José Antonio Antón Pacheco (Professeur à l’Université de Séville)


Le thème de ce séminaire se réfère au corps et au livre, et aucun titre ne pourrait mieux se prêter à la considération du livre au moyen âge. En effet, le Livre a un corps, c’est un corps. Et maintenant, tout corps possède une âme, ou encore, selon l’anthropologie traditionnelle, une âme et un esprit. Sur cette base, le livre est au Moyen Age un vivant qui donne vie. Nous nous sommes référés naturellement à la catégorie de Livre révélé, et en ce sens ce que nous pouvons dire de la Bible en tant que texte sacré, peut se dire aussi de la Thora et du Coran. Ce statut commun d’Ecriture sacrée et révélée, provoquera aussi bien les herméneutiques que produisent ces trois livres qui ont des points communs, que les études comparatives dont elles seront susceptibles.

Comme nous y avons fait allusion, il existe une première division élémentaire, mais essentielle, dans l’exégèse des significations du Livre : dans ce composé de corps et âme, les significations consisteront dans le littéral et le spirituel, l’extérieur et l’intérieur, le superficiel et l’allégorique. En effet le livre présentera une structure symbolique, dans le même temps voilée (par le sens littéral ) et dévoilée (au travers du sens profond ) occultée et révélée : on voit clairement la fonction théologique et philosophique de l’interprétation. En définitive le Livre accomplit de manière paradigmatique l’essence du symbole.
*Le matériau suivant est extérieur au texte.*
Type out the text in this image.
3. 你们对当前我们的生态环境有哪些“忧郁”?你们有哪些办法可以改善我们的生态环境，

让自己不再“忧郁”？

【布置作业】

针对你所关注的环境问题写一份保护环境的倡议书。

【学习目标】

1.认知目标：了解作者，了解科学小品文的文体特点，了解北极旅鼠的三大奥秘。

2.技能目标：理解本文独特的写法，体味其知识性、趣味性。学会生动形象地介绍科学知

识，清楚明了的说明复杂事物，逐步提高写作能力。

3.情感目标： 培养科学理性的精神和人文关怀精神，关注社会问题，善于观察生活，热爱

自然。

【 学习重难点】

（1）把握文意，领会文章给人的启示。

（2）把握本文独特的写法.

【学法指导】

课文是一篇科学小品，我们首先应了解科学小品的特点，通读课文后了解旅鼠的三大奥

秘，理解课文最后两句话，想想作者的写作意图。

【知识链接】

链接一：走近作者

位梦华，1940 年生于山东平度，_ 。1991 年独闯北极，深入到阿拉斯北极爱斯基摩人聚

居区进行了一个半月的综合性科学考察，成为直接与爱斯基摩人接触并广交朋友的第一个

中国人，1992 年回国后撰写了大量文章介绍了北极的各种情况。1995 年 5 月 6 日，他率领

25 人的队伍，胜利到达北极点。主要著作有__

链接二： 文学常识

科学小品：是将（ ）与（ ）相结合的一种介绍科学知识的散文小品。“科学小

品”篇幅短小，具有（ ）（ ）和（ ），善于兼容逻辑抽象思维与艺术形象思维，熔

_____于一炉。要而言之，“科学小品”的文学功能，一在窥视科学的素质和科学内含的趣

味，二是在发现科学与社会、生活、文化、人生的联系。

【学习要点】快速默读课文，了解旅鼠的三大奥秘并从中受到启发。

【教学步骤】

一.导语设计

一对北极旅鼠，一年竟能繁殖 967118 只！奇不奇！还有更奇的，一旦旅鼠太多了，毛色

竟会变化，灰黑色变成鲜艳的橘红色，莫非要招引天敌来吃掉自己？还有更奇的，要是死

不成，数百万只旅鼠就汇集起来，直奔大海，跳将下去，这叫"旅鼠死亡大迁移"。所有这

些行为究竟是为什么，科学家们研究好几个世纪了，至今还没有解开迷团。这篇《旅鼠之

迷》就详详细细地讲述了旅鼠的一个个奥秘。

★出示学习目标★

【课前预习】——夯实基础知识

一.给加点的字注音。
Les origines de ce caractère symbolique et de ses conséquences herméneutiques peuvent se situer en différents domaines. Il y eut d’une part l’influence de l’allégorisme grec . Nous savons comment tout un courant de pensée grec interprétait allégoriquement les mythes homériques et hésiodiques : d’Anaxagore jusqu’à Proclus, en passant par les cyniques et le stoïcisme, toute une pléiade de critiques littéraires et de philosophes ont vu dans les mythes gréco-latins des allégories physiques, morales, psychologiques ou métaphysiques. Mais sans nier lier une possible influence de cet allégorisme dans l’interprétation biblique chrétienne les différences sont évidentes entre les deux méthodes. L’allégorisme païen gréco-latin est toujours abstrait, il se limite à substituer un élément par un autre, et surtout cette forme d’exégèse manque de la capacité de réactualiser dans l’intériorité de l’interprète le mythe auquel s’applique l’allégorie.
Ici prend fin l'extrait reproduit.